When I was employed as a show horse groom, had a huge 17.2 hands gelding come up behind me and bite me in the back. When I pulled loose he ripped my tee shirt open. So I spun around and hit him in the muzzle as hard as I could. That must have stunned him if my bruised knuckles were any indication, then I noticed his mouth was bleeding, followed by him spitting out a tooth cap on the tailboard. He had a gap in his smile until the tooth grew out, but never bit me again.

Another time a hackney pony stallion decided I was intruding on his space when it was necessary to repair his water trough valve. He grabbed me by the right wrist I used to block him, and clamped down. It took me squeezing and twisting his upper lip and muzzle with my left hand like a twitch to make him let go. For years I had a the crescent impression of his dental arch embossed into my wrist, as a reminder that it's a good thing horses have relatively flat incisors, and that the vet pulls their wolf teeth. Thereafter, I locked him in the stall before working in the paddock.

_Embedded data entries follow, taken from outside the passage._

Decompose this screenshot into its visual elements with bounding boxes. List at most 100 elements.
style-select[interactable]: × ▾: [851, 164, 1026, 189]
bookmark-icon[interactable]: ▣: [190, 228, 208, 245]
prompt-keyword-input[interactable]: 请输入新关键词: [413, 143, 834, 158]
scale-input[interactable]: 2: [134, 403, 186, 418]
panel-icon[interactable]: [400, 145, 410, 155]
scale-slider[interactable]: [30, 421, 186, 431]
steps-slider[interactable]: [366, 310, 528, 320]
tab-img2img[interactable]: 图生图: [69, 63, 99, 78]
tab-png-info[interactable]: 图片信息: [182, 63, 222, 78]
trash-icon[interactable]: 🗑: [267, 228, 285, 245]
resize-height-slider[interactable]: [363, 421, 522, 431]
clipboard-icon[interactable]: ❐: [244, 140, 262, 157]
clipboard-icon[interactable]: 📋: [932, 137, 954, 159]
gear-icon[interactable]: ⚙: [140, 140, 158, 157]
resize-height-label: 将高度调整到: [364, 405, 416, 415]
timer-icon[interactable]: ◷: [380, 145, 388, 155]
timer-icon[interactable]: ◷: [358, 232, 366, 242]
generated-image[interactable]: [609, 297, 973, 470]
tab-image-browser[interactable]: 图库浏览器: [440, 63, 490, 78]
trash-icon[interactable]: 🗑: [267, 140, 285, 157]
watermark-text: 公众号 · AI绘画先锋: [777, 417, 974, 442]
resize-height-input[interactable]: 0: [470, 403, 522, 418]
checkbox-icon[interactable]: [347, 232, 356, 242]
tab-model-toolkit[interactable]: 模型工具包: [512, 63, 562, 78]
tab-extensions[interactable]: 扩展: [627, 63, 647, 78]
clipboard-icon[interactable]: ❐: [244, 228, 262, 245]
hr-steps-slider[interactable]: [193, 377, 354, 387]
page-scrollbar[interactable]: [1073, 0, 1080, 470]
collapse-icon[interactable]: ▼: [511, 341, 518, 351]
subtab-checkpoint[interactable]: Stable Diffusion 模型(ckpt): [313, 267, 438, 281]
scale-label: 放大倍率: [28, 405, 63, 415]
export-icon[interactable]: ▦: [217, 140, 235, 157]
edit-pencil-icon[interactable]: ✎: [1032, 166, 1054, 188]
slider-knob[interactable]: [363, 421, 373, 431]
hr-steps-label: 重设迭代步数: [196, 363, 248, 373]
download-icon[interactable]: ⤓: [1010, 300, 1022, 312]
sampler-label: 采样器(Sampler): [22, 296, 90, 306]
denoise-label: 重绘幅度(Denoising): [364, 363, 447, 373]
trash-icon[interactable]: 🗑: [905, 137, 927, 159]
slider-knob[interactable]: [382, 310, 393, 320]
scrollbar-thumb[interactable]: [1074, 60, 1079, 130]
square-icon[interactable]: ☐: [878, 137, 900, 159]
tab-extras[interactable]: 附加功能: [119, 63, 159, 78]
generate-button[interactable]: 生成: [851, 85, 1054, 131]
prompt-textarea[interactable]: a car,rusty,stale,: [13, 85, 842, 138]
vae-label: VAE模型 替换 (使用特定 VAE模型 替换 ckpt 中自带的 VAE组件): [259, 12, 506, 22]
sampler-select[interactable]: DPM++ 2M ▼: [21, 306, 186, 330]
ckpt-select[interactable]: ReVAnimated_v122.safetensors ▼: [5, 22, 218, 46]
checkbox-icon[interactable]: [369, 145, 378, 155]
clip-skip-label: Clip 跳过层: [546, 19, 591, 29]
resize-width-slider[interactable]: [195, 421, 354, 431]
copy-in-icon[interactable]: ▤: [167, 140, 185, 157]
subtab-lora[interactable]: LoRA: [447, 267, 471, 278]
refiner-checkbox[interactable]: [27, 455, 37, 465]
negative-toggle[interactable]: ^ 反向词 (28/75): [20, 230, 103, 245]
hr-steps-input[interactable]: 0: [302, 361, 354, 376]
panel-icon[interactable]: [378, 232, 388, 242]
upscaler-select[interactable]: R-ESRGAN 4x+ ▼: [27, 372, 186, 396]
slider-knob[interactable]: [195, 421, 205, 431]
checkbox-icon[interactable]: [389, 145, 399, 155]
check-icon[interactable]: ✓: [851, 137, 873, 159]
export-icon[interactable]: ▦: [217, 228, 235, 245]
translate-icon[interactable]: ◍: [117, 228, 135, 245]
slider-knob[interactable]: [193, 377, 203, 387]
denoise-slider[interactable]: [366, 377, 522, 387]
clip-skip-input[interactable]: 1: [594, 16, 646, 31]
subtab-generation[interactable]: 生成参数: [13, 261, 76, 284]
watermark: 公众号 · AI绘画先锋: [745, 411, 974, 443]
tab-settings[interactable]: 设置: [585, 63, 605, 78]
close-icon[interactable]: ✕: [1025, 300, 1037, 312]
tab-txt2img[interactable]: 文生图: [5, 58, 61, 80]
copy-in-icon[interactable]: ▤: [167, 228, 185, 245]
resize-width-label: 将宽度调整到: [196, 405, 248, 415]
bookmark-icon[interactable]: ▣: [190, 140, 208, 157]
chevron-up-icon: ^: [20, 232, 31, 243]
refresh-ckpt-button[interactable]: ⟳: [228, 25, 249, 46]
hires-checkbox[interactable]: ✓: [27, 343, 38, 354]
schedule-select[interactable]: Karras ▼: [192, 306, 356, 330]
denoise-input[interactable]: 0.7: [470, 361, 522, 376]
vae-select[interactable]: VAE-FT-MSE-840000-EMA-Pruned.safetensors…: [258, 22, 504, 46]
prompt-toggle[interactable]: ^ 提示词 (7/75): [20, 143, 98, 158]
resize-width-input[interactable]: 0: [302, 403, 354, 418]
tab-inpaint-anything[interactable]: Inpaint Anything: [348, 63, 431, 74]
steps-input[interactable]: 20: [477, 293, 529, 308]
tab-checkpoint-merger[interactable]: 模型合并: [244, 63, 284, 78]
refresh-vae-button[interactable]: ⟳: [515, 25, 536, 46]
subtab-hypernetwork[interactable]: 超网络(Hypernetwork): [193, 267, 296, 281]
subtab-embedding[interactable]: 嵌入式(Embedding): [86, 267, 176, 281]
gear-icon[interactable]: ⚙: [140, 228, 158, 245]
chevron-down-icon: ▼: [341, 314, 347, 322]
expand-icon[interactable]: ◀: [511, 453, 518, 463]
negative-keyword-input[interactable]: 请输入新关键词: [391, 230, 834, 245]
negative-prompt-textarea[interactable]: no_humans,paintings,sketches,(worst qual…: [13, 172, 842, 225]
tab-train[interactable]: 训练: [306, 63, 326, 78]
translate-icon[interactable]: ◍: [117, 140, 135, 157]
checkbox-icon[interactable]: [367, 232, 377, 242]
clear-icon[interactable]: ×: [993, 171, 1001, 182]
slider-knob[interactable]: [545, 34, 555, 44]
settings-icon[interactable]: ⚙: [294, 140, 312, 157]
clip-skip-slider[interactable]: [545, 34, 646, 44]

When driving to work there was a house I had to pass by on a narrow country lane. Every day a really vicious large black dog would run out and chase my car, until one day I was riding my motorcycle it ran out and grabbed my pant cuff and nearly pulled me off the bike. Next day, it came at my car again, so I reached down and grabbed the fire extinguisher, and emptied the entire load of dry powder on the dog, which disappeared in a cloud of white sodium bicarbonate. This of course, cooled the dog's ardor immediately, and he reversed course yelping back to the porch. Thereafter, that dog was no longer seen on the porch, but could be heard barking behind a solid fence.